Zhang TianHong, Xu LiHua, Tang XiaoChen, Wei YanYan, Hu YeGang, Cui HuiRu, Tang YingYing, Li ChunBo, Wang JiJun
Shanghai Engineering Research Center of Intelligent Psychological Evaluation and Intervention, Shanghai Key Laboratory of Psychotic Disorders, Shanghai Mental Health Center Shanghai Jiaotong University School of Medicine Shanghai China.
Shanghai Key Laboratory of Psychotic Disorders, Shanghai Mental Health Center Shanghai Jiaotong University School of Medicine Shanghai China.
PCN Rep. 2023 Nov 14;2(4):e152. doi: 10.1002/pcn5.152. eCollection 2023 Dec.

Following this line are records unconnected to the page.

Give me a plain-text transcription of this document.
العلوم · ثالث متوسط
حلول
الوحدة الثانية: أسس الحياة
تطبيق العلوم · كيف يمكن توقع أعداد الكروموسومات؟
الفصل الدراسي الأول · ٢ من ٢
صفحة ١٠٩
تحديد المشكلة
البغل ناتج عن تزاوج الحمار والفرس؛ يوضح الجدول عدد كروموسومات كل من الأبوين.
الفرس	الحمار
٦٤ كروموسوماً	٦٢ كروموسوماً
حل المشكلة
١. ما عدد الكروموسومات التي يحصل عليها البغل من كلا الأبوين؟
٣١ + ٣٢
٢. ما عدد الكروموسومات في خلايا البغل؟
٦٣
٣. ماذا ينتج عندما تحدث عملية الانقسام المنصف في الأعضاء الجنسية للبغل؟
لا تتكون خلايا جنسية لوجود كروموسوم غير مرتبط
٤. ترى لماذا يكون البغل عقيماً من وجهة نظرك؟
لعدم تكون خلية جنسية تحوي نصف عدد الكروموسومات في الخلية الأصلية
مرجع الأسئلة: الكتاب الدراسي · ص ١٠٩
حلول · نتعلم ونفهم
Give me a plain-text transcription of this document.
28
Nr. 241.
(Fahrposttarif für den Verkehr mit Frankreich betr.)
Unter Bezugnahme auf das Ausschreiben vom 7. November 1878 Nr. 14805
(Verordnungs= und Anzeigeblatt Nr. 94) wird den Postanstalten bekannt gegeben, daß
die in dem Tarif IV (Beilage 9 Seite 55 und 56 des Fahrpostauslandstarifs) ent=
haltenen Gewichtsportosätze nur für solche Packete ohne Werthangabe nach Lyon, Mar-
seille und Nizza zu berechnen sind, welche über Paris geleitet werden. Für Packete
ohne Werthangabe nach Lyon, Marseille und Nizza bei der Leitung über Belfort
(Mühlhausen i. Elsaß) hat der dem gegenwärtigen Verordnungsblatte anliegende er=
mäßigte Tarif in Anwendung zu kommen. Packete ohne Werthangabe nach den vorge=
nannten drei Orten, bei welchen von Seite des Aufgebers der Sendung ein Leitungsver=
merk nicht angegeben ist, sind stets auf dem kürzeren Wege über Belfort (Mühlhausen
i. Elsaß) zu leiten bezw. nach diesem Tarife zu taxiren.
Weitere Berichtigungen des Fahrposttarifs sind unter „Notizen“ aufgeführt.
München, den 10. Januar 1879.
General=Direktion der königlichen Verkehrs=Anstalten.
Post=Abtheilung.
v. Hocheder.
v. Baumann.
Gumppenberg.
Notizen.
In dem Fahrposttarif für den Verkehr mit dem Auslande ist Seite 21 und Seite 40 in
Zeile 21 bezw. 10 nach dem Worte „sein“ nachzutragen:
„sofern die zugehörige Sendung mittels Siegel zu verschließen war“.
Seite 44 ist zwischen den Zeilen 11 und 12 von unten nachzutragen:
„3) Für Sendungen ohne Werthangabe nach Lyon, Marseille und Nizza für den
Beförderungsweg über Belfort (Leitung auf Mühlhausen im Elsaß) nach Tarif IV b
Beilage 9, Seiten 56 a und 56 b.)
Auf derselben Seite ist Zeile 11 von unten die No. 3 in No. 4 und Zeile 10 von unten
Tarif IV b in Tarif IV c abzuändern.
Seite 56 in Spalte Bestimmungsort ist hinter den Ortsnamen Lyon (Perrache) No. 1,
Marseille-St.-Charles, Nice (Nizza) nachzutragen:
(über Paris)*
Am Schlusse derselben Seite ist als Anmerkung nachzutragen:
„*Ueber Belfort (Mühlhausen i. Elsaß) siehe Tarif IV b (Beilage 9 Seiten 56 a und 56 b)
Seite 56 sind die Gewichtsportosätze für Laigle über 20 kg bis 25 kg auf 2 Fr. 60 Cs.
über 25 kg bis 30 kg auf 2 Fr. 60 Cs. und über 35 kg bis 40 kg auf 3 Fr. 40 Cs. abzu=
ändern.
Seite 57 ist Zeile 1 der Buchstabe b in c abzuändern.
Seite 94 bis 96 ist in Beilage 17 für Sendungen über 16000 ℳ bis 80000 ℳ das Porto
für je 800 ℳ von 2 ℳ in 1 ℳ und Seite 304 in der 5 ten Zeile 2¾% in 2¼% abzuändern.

Psychosis is recognized as one of the largest contributors to nonfatal health loss, and early identification can largely improve routine clinical activity by predicting the psychotic course and guiding treatment. Clinicians have used the clinical high-risk for psychosis (CHR) paradigm to better understand the risk factors that contribute to the onset of psychotic disorders. Clinical factors have been widely applied to calculate the individualized risks for conversion to psychosis 1-2 years later. However, there is still a dearth of valid biomarkers to predict psychosis. Biomarkers, in the context of this paper, refer to measurable biological indicators that can provide valuable information about the early identification of individuals at risk for psychosis. The aim of this paper is to critically review studies assessing CHR and suggest possible biomarkers for application of prediction. We summarized the studies on biomarkers derived from the findings of the ShangHai at Risk for Psychosis (SHARP) program, including those that are considered to have the most potential. This comprehensive review was conducted based on expert opinions within the SHARP research team, and the selection of studies and results presented in this paper reflects the collective expertise of the team in the field of early psychosis identification. The three dimensions with potential candidates include neuroimaging dimension of brain structure and function, electrophysiological dimension of event-related potentials (ERPs), and immune dimension of inflammatory cytokines and complement proteins, which proved to be useful in supporting the prediction of psychosis from the CHR state. We suggest that these three dimensions could be useful as risk biomarkers for treatment optimization. In the future, when available for the integration of multiple dimensions, clinicians may be able to obtain a comprehensive report with detailed information of psychosis risk and specific indications about preferred prevention.
精神病被认为是导致非致命性健康损失的最大因素之一,早期识别可以通过预测精神病病程和指导治疗在很大程度上改善常规临床活动。临床医生已采用精神病临床高危(CHR)范式来更好地理解导致精神病性障碍发病的风险因素。临床因素已被广泛应用于计算个体在1至2年后转化为精神病的风险。然而,仍然缺乏有效的预测精神病的生物标志物。在本文中,生物标志物是指可测量的生物学指标,其能够为早期识别有患精神病风险的个体提供有价值的信息。本文的目的是批判性地回顾评估CHR的研究,并提出可能用于预测的生物标志物。我们总结了来自上海精神病风险(SHARP)项目研究结果的生物标志物研究,包括那些被认为最具潜力的研究。这一全面综述是基于SHARP研究团队内部的专家意见进行的,本文所呈现的研究选择和结果反映了该团队在早期精神病识别领域的集体专业知识。具有潜在候选物的三个维度包括脑结构和功能的神经影像学维度、事件相关电位(ERP)的电生理学维度以及炎性细胞因子和补体蛋白的免疫维度,事实证明这些维度有助于支持从CHR状态预测精神病。我们认为这三个维度可作为优化治疗的风险生物标志物。未来,当可用于整合多个维度时,临床医生或许能够获得一份包含精神病风险详细信息和关于首选预防措施具体指征的综合报告。